As an artist I feel less precarious than others right now because of where I moved. And also because I have a job outside dance now; that’s been my strategy. When I lived in Montreal, I was much more precarious. Now I live far from there. And we’ve been very lucky with this project.

In the dance world, I have noticed, however, a solidarity and pooling of resources, even if these are limited. It’s quite inspiring, and goes against the grain of competition.
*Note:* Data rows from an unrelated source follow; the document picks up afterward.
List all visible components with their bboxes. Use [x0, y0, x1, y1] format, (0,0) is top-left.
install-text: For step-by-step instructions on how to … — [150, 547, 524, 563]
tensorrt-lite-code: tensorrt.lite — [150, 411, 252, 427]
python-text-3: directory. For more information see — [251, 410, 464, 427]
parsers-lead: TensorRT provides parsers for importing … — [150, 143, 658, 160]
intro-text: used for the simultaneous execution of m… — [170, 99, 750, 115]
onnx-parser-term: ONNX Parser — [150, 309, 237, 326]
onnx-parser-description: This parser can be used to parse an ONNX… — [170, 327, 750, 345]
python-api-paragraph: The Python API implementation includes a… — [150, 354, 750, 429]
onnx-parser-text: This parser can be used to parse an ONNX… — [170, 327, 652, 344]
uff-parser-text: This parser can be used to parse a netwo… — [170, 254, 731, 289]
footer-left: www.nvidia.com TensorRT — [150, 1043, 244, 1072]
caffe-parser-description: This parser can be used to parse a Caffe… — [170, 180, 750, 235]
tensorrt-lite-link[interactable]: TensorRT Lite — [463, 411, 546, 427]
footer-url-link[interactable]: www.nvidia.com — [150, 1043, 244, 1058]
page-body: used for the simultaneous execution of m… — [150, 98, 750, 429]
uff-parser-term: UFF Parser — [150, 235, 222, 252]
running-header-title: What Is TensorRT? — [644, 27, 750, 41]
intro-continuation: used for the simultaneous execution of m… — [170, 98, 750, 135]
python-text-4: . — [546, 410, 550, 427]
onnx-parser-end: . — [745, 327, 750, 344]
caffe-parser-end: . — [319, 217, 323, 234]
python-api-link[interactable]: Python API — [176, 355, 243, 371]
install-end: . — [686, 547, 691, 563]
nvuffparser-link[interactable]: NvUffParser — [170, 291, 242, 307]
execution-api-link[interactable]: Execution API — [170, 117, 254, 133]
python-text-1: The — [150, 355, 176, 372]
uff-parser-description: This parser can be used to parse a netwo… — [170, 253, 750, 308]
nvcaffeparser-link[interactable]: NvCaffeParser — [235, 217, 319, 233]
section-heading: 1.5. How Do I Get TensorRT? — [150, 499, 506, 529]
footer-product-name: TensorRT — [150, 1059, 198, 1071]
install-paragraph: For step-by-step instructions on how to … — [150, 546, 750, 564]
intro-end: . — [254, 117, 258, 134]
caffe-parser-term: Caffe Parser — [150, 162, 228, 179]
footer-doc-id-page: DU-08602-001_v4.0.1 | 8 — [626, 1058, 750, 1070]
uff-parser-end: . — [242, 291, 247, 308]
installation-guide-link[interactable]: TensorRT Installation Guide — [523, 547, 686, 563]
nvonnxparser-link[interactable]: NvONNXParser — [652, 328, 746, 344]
Solidarity is resistance.

GP: It seems like you’ve found the right ecosystem to make what you want to make.

Is there a question you hope people will consider as they participate in or resist the digital turn, or as they consider themselves within a greater ecosystem?

AJ: Yeah, I have to say that of course I’m also dependent on technology.

GP: I’m glad we can use it for this interview.

AJ: Yeah. My life involves a lot of contradictions.

GP: How do you hold the tension in using digital technology while also finding liberation from it, embracing embodiment, and making this kind of work?  

AJ: Humans can play a positive role in our environment, like the mushroom. And this work is not against technology, but against the proposition that this kind of technology is the solution, is progress, is the future. The piece encourages slowing down…like, stop being “useful.”

 GP: Is there anything else you want to share about the work?

 AJ: We were also inspired by the power mushrooms have to renew land, the way they can break down or help remove toxins and heavy metals. Mushrooms bring hope.